同人文芸についてあれこれと、同人文芸からどこかへあれこれ。

 「同人」の独自的な価値はどこにあるのでしょうか。夏、冬と行われるコミックマーケットに参加したことで、少しぼくはそんなことを考えるようになりました。コミックマーケットはよく「オタクの祭典」と言われますが*1、参加者はむしろ「マニア」であって「オタク」ではない*2、という人達も多く参加しています。たとえば、三日目の批評ブースの近くには「法律」というカテゴリがあり、そこでは多くの人が「国際法です!」と叫びながらものを売っていました。また、英語の漫画教材も売ってましたね。そういえば。

 前回冬のコミックマーケットでは、同時開催で「超多様性市場としてのコミケ」というテーマでシンポジウムが開かれました。残念ながら見に行っていないので、内容について何かをいうことはできませんが、「超多様性」という言葉は、まさにあの会場に並んでいるときさえ納得できるものでしょう。

 前回のエントリで、秋葉原市庁舎の、二階と一階との温度差を僕は「何かを象徴しているようだ」と形容しました。何を象徴しているのでしょう。
 それをを一言で、簡単に言うことはできません。そのための準備が、まだできていません。けれども、その感じはなんとか減らしたいと思っています。コミティアが、超大手とそれ以外の二極に分離しつつあるという話や、文学フリマを「サークル打ち」で来ると宣言する批評家の言葉を悲しく思うのは、どこかで「人が集まるイベント」がただの書店や珍しいものが買えるだけの場所になっているような気がするからです。

 多くの人があつまるのだから、そこにはお互いが許しあえないようなことも、敵対することもあるでしょう。
 けれども、まだここにはコミュニケーションが足りない。お互い仲良くしろとは思わないし言えないけれど、インターネットで同人誌が買える/見れる社会の中で、「人が集まること」の意味を考えなければならない、と思うのです。*3それはある方向に行けば教育の問題だろうし、別の方向では「オタク論」の問題圏でしょう。別の人たちにとって文壇の衰滅を象徴する事態であるかもしれません。

 一時期ネット論壇(?)で文学フリマの独自価値とは何か、どう在るべきかについて議論が交わされたことがありました。具体的にどのサイトで、という挙げ方はしませんけれど、ごく個人的には同人文芸は、ある同じ価値を共有する集団にはなりえないと思っています。多様な考え方をもつ人達が、漠然と「文章(文学)」の名前のもとに集うことができれば、それでいい*4
 だから、同人文芸はまず、仲間たち――文章や批評や小説や活字や、本や何かを愛する人達に――届く活動をすることができます。
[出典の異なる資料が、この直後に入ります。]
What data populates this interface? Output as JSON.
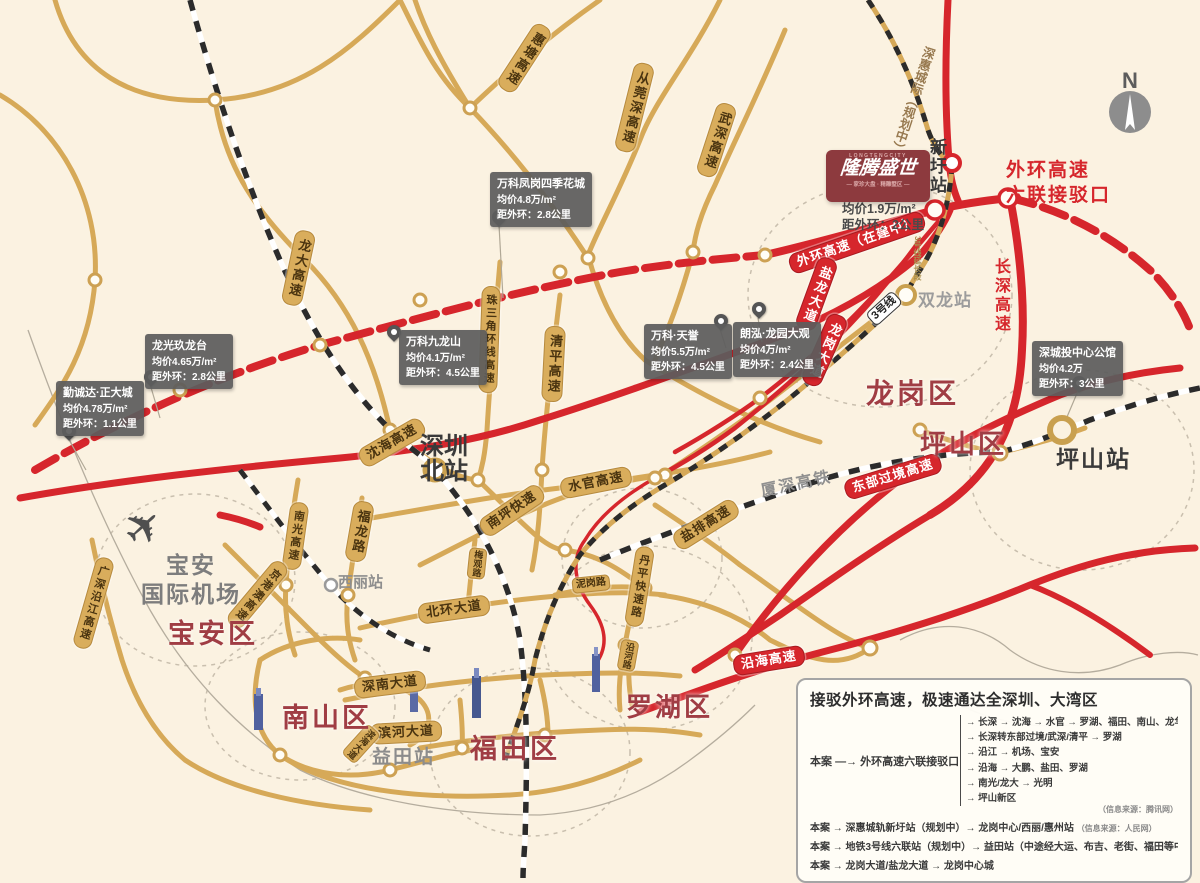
{
  "colors": {
    "gold": "#d9ad5c",
    "red": "#d6262c",
    "district_red": "#a03d44",
    "cream": "#fbf2e1",
    "callout_gray": "#5d5d5d",
    "logo_maroon": "#8d3a3e"
  },
  "compass": {
    "label": "N"
  },
  "project": {
    "logo_top": "LONGTENGCITY",
    "logo_main": "隆腾盛世",
    "logo_sub": "— 家珍大盘 · 精雕墅区 —",
    "price": "均价1.9万/m²",
    "distance": "距外环：2公里"
  },
  "districts": {
    "baoan": "宝安区",
    "nanshan": "南山区",
    "futian": "福田区",
    "luohu": "罗湖区",
    "longgang": "龙岗区",
    "pingshan": "坪山区"
  },
  "stations": {
    "shenzhen_north_l1": "深圳",
    "shenzhen_north_l2": "北站",
    "xili": "西丽站",
    "yitian": "益田站",
    "shuanglong": "双龙站",
    "xinwei": "新圩站",
    "pingshan": "坪山站"
  },
  "airport": {
    "l1": "宝安",
    "l2": "国际机场"
  },
  "roads": {
    "huitang": "惠塘高速",
    "congwanshen": "从莞深高速",
    "wushen": "武深高速",
    "longda": "龙大高速",
    "shenhai": "沈海高速",
    "zhusanjiao": "珠三角环线高速",
    "qingping": "清平高速",
    "shuiguan": "水官高速",
    "nanping": "南坪快速",
    "fulong": "福龙路",
    "nanguang": "南光高速",
    "jinggangao": "京港澳高速",
    "yanjiang": "广深沿江高速",
    "beihuan": "北环大道",
    "shennan": "深南大道",
    "binhe": "滨河大道",
    "binhai": "滨海大道",
    "meiguan": "梅观路",
    "nigang": "泥岗路",
    "danping": "丹平快速路",
    "yanhe": "沿河路",
    "yanpai": "盐排高速",
    "waihuan_build": "外环高速（在建中）",
    "yanlongdadao": "盐龙大道",
    "longgangdadao": "龙岗大道",
    "dongbu": "东部过境高速",
    "yanhai": "沿海高速",
    "changshen": "长深高速",
    "waihuan_l1": "外环高速",
    "waihuan_l2": "六联接驳口",
    "xiashen": "厦深高铁",
    "shenhui": "深惠城际（规划中）",
    "line3": "3号线",
    "line3ext": "3号线延长段"
  },
  "callouts": [
    {
      "name": "勤诚达·正大城",
      "price": "均价4.78万/m²",
      "dist": "距外环：1.1公里"
    },
    {
      "name": "龙光玖龙台",
      "price": "均价4.65万/m²",
      "dist": "距外环：2.8公里"
    },
    {
      "name": "万科凤岗四季花城",
      "price": "均价4.8万/m²",
      "dist": "距外环：2.8公里"
    },
    {
      "name": "万科九龙山",
      "price": "均价4.1万/m²",
      "dist": "距外环：4.5公里"
    },
    {
      "name": "万科·天誉",
      "price": "均价5.5万/m²",
      "dist": "距外环：4.5公里"
    },
    {
      "name": "朗泓·龙园大观",
      "price": "均价4万/m²",
      "dist": "距外环：2.4公里"
    },
    {
      "name": "深城投中心公馆",
      "price": "均价4.2万",
      "dist": "距外环：3公里"
    }
  ],
  "panel": {
    "title": "接驳外环高速，极速通达全深圳、大湾区",
    "hub_case": "本案",
    "hub_arrow": "—→",
    "hub_label": "外环高速六联接驳口",
    "branches": [
      "→ 长深 → 沈海 → 水官 → 罗湖、福田、南山、龙华",
      "→ 长深转东部过境/武深/清平 → 罗湖",
      "→ 沿江 → 机场、宝安",
      "→ 沿海 → 大鹏、盐田、罗湖",
      "→ 南光/龙大 → 光明",
      "→ 坪山新区"
    ],
    "branch_source": "（信息来源：腾讯网）",
    "rows": [
      {
        "text": "本案 → 深惠城轨新圩站（规划中）→ 龙岗中心/西丽/惠州站",
        "source": "（信息来源：人民网）"
      },
      {
        "text": "本案 → 地铁3号线六联站（规划中）→ 益田站（中途经大运、布吉、老街、福田等中转站）",
        "source": ""
      },
      {
        "text": "本案 → 龙岗大道/盐龙大道 → 龙岗中心城",
        "source": ""
      }
    ]
  }
}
でもその一方で、もっと広い場所で自分たちの戦いを繰り広げることもできるかもしれません。そして、僕は後者の戦いを選びます。
 ぼくは最近、同人音楽(まだまだ疎い)の人達が「語彙が足りない」という悩みを抱えていることを知りました。(同人音楽.bookプレ版参照。もしかしたらどっかのサイトでまだ買えるかもしれません。)そのツテで、同人音楽.bookには文芸同人の人として参加したのですが、文章から音楽へ、音楽から演劇へ、あるいはもっとそれぞれがそれぞれの技術を必要とする何かへ手を結んでいくことはできるかもしれないと思っています。

*1:考えてみたらどこでそういうフレーズが生まれたのでしょうね

*2:このカテゴライズは東的かもしれません。このあたりの範疇について細かく詮議するのは別の機会にまわします。
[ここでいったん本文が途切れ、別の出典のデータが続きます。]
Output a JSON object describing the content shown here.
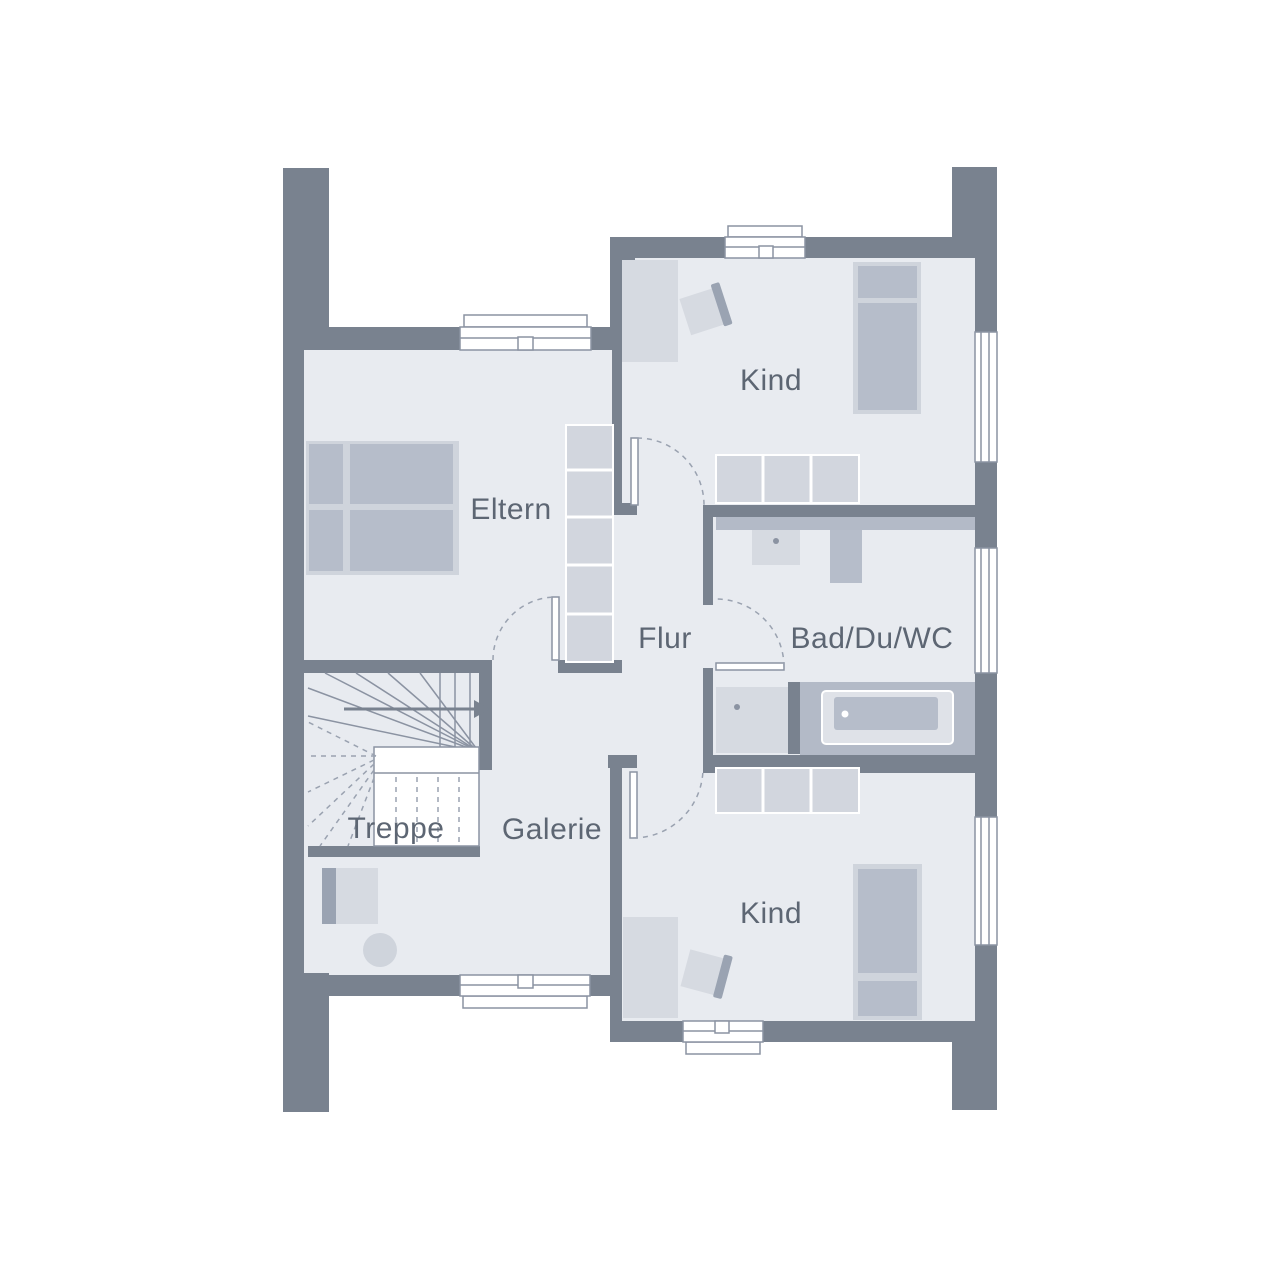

*3:そういえば、前回の文学フリマで「アーカイブ騎士団」さんのブースに行ったとき、隣で表紙だけ手作りしている(たぶん「なにもない空」さんだと思われる)の本を買ったんですね。そのとき、表紙は紙は同じなんだけど、その場で適当にタイトルつけていたからタイトルは全部違うんです。全部別の本だと思ったんですが、全部実は一緒と聞いて「蒲田後進国」というタイトルの本を買ったんです。そしたらなにもない空さんが「それじゃ、蒲田後進国もう一冊作ります」って言った瞬間、アーカイブ騎士団の人が「同じタイトルは禁止。これからずっと監視してます」といったんですごい笑ったなぁ。

*4:マーケティングやWeb2.0……というよりなんちゃら2.0の流れの中で、文章が全世界的な文化の中でどういう位置を占めるのか/パイを広げられるのかについて、もうちょっと大規模且徹底的なことも考えていますが、それもまた別の機会に。